Information is power: the OpenCRS Project

In the early 80s (as I’ve mentioned on this blog before), I worked in a congressional office on Capitol Hill. One of the amazing resources available to members of congress and their staffs is a group of very smart people who work at the Library of Congress who pull together research on policy issues. The Congressional Research Service issues a constant stream of reports on topics related to practically any policy issue you can imagine. When I was a hill staffer, one of my favorite wonk-hideaways was a reading room in the Madison Building of the Library of Congress where CRS reports were distributed. Back when I worked on the Hill — over 20 years ago — a member of Congress would freely distribute a CRS report to constituents who knew what to ask for. Some really smart high school students working on term papers seemed to have figured out this source back in the pre-Web days.

While occasionally, I see links to PDFs of certain CRS reports, I’ve always wondered why that incredible material from the Library of Congress has never made it onto the Internet as a body-of-work, or organized resource. Now (via a link from Susan Crawford), from this essay by Ari Schwartz of the Center for Democracy & Technology, I know: Some powerful Members of Congress don’t think that would be a good thing. Boils down to “information is power” issues. Simply stated, there are key members of Congress who don’t want CRS reports (and other information from CRS and its policy experts) disseminated because they include unbiased research that may contradict their political stances.

The law of information physics in a free society* dictates that for every power to shut off people from information there is an equal and opposite power that will open it up. Therefore, I should have deduced that some group would have conceived and developed of an idea like The OpenCRS project.

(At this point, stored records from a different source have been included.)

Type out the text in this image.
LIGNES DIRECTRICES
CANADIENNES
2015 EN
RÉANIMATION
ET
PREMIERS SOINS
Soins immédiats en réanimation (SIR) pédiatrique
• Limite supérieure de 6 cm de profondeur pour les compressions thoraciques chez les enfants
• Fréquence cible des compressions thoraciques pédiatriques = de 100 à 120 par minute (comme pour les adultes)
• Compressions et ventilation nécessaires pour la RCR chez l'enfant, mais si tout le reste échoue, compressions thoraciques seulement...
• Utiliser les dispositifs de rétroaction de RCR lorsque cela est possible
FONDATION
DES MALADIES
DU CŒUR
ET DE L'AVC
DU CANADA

According to their website, OpenCRS is a project of the Center for Democracy & Technology through the cooperation of several organizations and collectors of Congressional Research Service (CRS) Reports. Open CRS provides citizens access to CRS Reports already in the public domain and encourages Congress to provide public access to all CRS Reports.

While certain CRS reports are already available in different places on the Web and from commercial services that re-sell them, the OpenCRS project is an effort to pull them all together in one location.

This is good.

*Which I just made up, but I’m sure exists somewhere.